Nesta quarta-feira (11), a secretária-executiva do Ministério das Mulheres e ministra em exercício, Eutália Barbosa, participou de uma audiência pública interativa no Senado Federal para discutir dados sobre violência contra a mulher e a aplicabilidade da Lei do Feminicídio (Lei nº 13.104/2015). O evento foi promovido pela Comissão Permanente Mista de Combate à Violência contra a Mulher (CMCVM) e reuniu representantes do governo, Judiciário, observatórios de monitoramento e organizações da sociedade civil.
Durante o debate, foram analisados os índices de violência doméstica e feminicídio, o funcionamento da rede de proteção às mulheres e a atuação do sistema de justiça. Os participantes contribuíram para a elaboração do plano de trabalho da CMCVM.
Eutália Barbosa destacou que, apesar dos avanços legislativos como a Lei Maria da Penha e a Lei do Feminicídio, os índices de violência permanecem elevados. “O Brasil tem um histórico importante de construção de marcos legais, que são referências internacionais. Mesmo assim, ainda assistimos a uma escalada da violência contra as mulheres. Precisamos compreender que esse é um fenômeno estrutural e global, que exige políticas públicas e estratégias de enfrentamento à altura do tamanho do problema”, afirmou.
A vice-presidenta do Conselho Nacional dos Direitos da Mulher (CNDM), Ìyá Sandrali Bueno, enfatizou a necessidade de fortalecer a rede de enfrentamento à violência, com integração entre União, estados e municípios, abrangendo saúde, assistência, educação, segurança pública e justiça.
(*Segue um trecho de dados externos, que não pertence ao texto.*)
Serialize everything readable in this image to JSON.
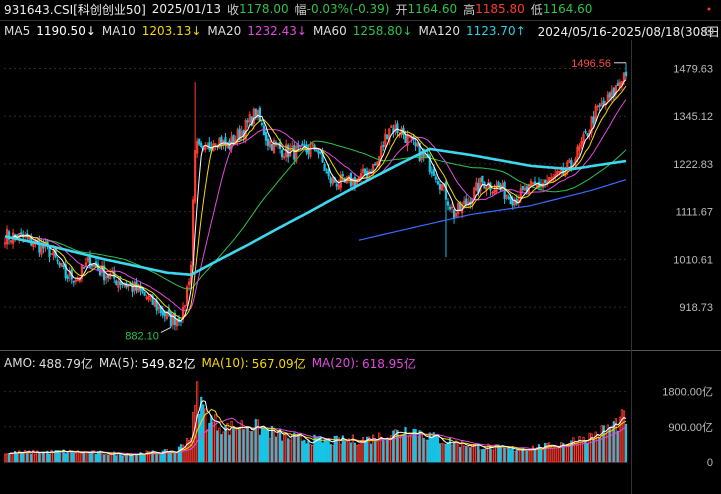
{
  "header": {
    "code": "931643.CSI[科创创业50]",
    "date": "2025/01/13",
    "close_label": "收",
    "close_value": "1178.00",
    "change_label": "幅",
    "change_value": "-0.03%(-0.39)",
    "open_label": "开",
    "open_value": "1164.60",
    "high_label": "高",
    "high_value": "1185.80",
    "low_label": "低",
    "low_value": "1164.60"
  },
  "ma_bar": {
    "items": [
      {
        "label": "MA5",
        "value": "1190.50↓",
        "color": "#ffffff"
      },
      {
        "label": "MA10",
        "value": "1203.13↓",
        "color": "#f5d800"
      },
      {
        "label": "MA20",
        "value": "1232.43↓",
        "color": "#e14adf"
      },
      {
        "label": "MA60",
        "value": "1258.80↓",
        "color": "#2ec24a"
      },
      {
        "label": "MA120",
        "value": "1123.70↑",
        "color": "#29d2e6"
      }
    ],
    "range": "2024/05/16-2025/08/18(308日)"
  },
  "amo_bar": {
    "items": [
      {
        "label": "AMO:",
        "value": "488.79亿",
        "color": "#dddddd"
      },
      {
        "label": "MA(5):",
        "value": "549.82亿",
        "color": "#ffffff"
      },
      {
        "label": "MA(10):",
        "value": "567.09亿",
        "color": "#f5d800"
      },
      {
        "label": "MA(20):",
        "value": "618.95亿",
        "color": "#e14adf"
      }
    ]
  },
  "colors": {
    "up": "#ff3b30",
    "down": "#17c4e6",
    "ma120": "#3ed8ee",
    "ma250": "#3a6bff",
    "ma60": "#2ec24a",
    "ma20": "#e14adf",
    "ma10": "#f5d800",
    "ma5": "#ffffff",
    "grid": "#2a2a2a"
  },
  "chart_data": [
    {
      "type": "candlestick",
      "y_ticks": [
        "1479.63",
        "1345.12",
        "1222.83",
        "1111.67",
        "1010.61",
        "918.73"
      ],
      "y_tick_values": [
        1479.63,
        1345.12,
        1222.83,
        1111.67,
        1010.61,
        918.73
      ],
      "scale": "log",
      "ylim": [
        850,
        1560
      ],
      "annotations": [
        {
          "text": "1496.56",
          "value": 1496.56,
          "index": 307,
          "kind": "high"
        },
        {
          "text": "882.10",
          "value": 882.1,
          "index": 82,
          "kind": "low"
        }
      ],
      "close_knots": [
        [
          0,
          1060
        ],
        [
          10,
          1055
        ],
        [
          22,
          1028
        ],
        [
          30,
          978
        ],
        [
          36,
          975
        ],
        [
          42,
          1008
        ],
        [
          48,
          985
        ],
        [
          58,
          965
        ],
        [
          66,
          950
        ],
        [
          75,
          920
        ],
        [
          82,
          895
        ],
        [
          88,
          905
        ],
        [
          92,
          1000
        ],
        [
          94,
          1270
        ],
        [
          98,
          1245
        ],
        [
          104,
          1290
        ],
        [
          110,
          1265
        ],
        [
          118,
          1310
        ],
        [
          124,
          1355
        ],
        [
          130,
          1280
        ],
        [
          138,
          1255
        ],
        [
          146,
          1250
        ],
        [
          154,
          1265
        ],
        [
          160,
          1185
        ],
        [
          168,
          1175
        ],
        [
          176,
          1190
        ],
        [
          184,
          1225
        ],
        [
          190,
          1320
        ],
        [
          196,
          1305
        ],
        [
          204,
          1255
        ],
        [
          212,
          1210
        ],
        [
          218,
          1150
        ],
        [
          222,
          1105
        ],
        [
          228,
          1130
        ],
        [
          236,
          1180
        ],
        [
          244,
          1165
        ],
        [
          252,
          1140
        ],
        [
          260,
          1165
        ],
        [
          268,
          1180
        ],
        [
          275,
          1195
        ],
        [
          280,
          1220
        ],
        [
          286,
          1280
        ],
        [
          292,
          1355
        ],
        [
          300,
          1400
        ],
        [
          305,
          1455
        ],
        [
          307,
          1470
        ]
      ],
      "ma120_knots": [
        [
          0,
          1058
        ],
        [
          20,
          1040
        ],
        [
          50,
          1010
        ],
        [
          80,
          984
        ],
        [
          92,
          980
        ],
        [
          120,
          1040
        ],
        [
          150,
          1110
        ],
        [
          180,
          1185
        ],
        [
          200,
          1235
        ],
        [
          210,
          1260
        ],
        [
          230,
          1245
        ],
        [
          260,
          1218
        ],
        [
          280,
          1210
        ],
        [
          307,
          1230
        ]
      ],
      "ma250_knots": [
        [
          175,
          1050
        ],
        [
          200,
          1075
        ],
        [
          230,
          1105
        ],
        [
          260,
          1125
        ],
        [
          290,
          1160
        ],
        [
          307,
          1185
        ]
      ]
    },
    {
      "type": "bar",
      "name": "AMO",
      "y_ticks": [
        "1800.00亿",
        "900.00亿",
        "0"
      ],
      "y_tick_values": [
        1800,
        900,
        0
      ],
      "ylim": [
        0,
        2300
      ],
      "amo_knots": [
        [
          0,
          230
        ],
        [
          30,
          260
        ],
        [
          60,
          200
        ],
        [
          85,
          270
        ],
        [
          92,
          700
        ],
        [
          95,
          1720
        ],
        [
          100,
          1100
        ],
        [
          110,
          850
        ],
        [
          120,
          950
        ],
        [
          140,
          620
        ],
        [
          160,
          520
        ],
        [
          180,
          580
        ],
        [
          190,
          700
        ],
        [
          200,
          850
        ],
        [
          215,
          560
        ],
        [
          230,
          430
        ],
        [
          250,
          320
        ],
        [
          270,
          400
        ],
        [
          290,
          650
        ],
        [
          300,
          900
        ],
        [
          307,
          1150
        ]
      ]
    }
  ]
}
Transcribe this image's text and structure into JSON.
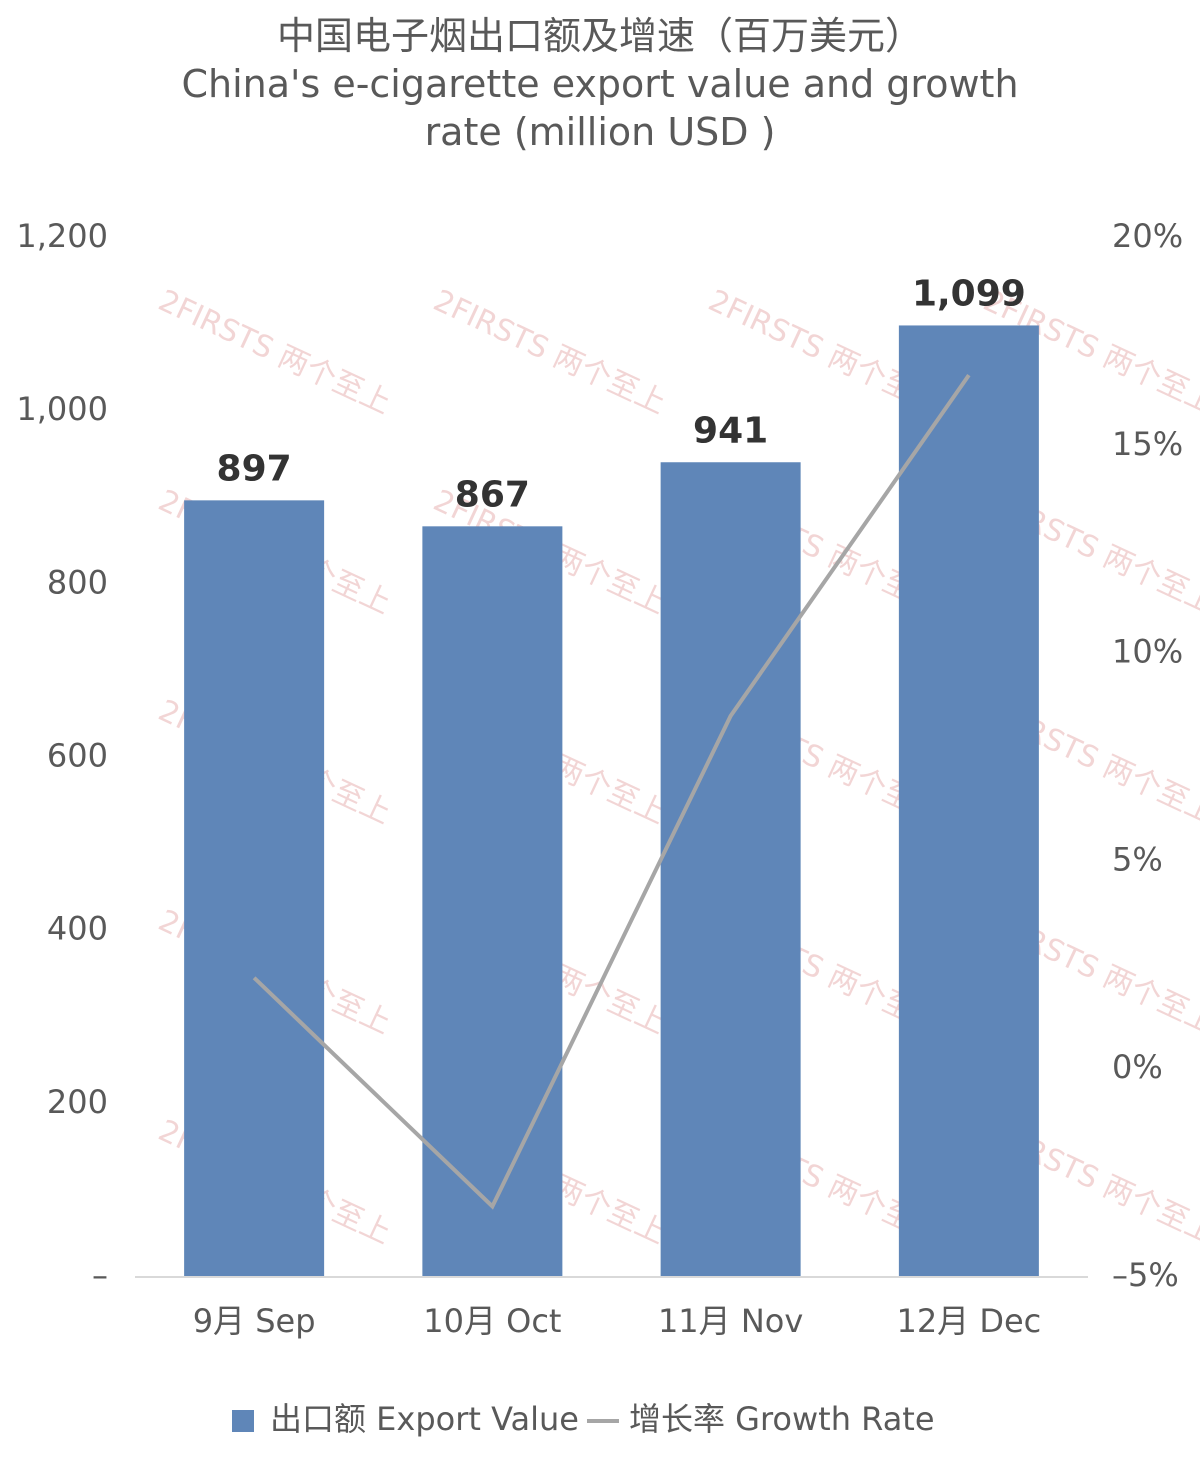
{
  "chart_data": {
    "type": "bar",
    "title": "中国电子烟出口额及增速（百万美元）",
    "subtitle": "China's e-cigarette export value and growth rate (million USD )",
    "watermark": "2FIRSTS 两个至上",
    "categories": [
      "9月 Sep",
      "10月 Oct",
      "11月 Nov",
      "12月 Dec"
    ],
    "series": [
      {
        "name": "出口额 Export Value",
        "type": "bar",
        "color": "#5f86b8",
        "values": [
          897,
          867,
          941,
          1099
        ],
        "value_labels": [
          "897",
          "867",
          "941",
          "1,099"
        ]
      },
      {
        "name": "增长率 Growth Rate",
        "type": "line",
        "axis": "y2",
        "color": "#a6a6a6",
        "values": [
          2.2,
          -3.3,
          8.5,
          16.7
        ]
      }
    ],
    "ylim": [
      0,
      1200
    ],
    "yticks": [
      {
        "value": 0,
        "label": "–"
      },
      200,
      400,
      600,
      800,
      {
        "value": 1000,
        "label": "1,000"
      },
      {
        "value": 1200,
        "label": "1,200"
      }
    ],
    "y2lim": [
      -5,
      20
    ],
    "y2ticks": [
      {
        "value": -5,
        "label": "–5%"
      },
      {
        "value": 0,
        "label": "0%"
      },
      {
        "value": 5,
        "label": "5%"
      },
      {
        "value": 10,
        "label": "10%"
      },
      {
        "value": 15,
        "label": "15%"
      },
      {
        "value": 20,
        "label": "20%"
      }
    ],
    "grid": false,
    "legend": "bottom"
  }
}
Ela apontou lacunas institucionais e a revitimização de mulheres em seus trajetos por serviços públicos.
Ellen dos Santos Costa, coordenadora-geral do Ligue 180 – Central de Atendimento à Mulher, ressaltou o papel preventivo do serviço na ruptura do ciclo de violência. “O feminicídio é um crime totalmente evitável e, na maioria das vezes, anunciado. O Ligue 180 atua principalmente na prevenção, com capilaridade em todo o país, bastando acesso a um telefone ou à internet. Quando uma mulher entra em contato, muitas vezes está rompendo o silêncio e precisa de acolhimento humanizado”, disse.
Outros participantes incluíram Rúbia Abs da Cruz, do Consórcio Maria da Penha; Maria Teresa Prado, pesquisadora do Observatório da Mulher contra a Violência no Senado; Juliana Brandão, do Fórum Brasileiro de Segurança Pública; Schuma Schumaher, do movimento de mulheres; e a deputada Luizianne Lins, que mediou o debate.
Em 2025, o Brasil registrou número recorde de 1.548 vítimas de feminicídio, uma média de quatro mortes por dia. Para enfrentar essa realidade, o governo tem fortalecido o Ligue 180, ampliado as Casas da Mulher Brasileira e os Centros de Referência de Atendimento à Mulher, além de articular o Pacto Brasil entre os Três Poderes de Enfrentamento ao Feminicídio, que integra Executivo, Legislativo e Judiciário na prevenção, responsabilização de agressores e proteção às mulheres.
O Ligue 180 é um serviço de utilidade pública essencial, gratuito e funcionando 24 horas por dia, todos os dias da semana. Pode ser acionado por ligação, chat no WhatsApp (61) 9610-0180 ou, em emergências, pela Polícia Militar no 190.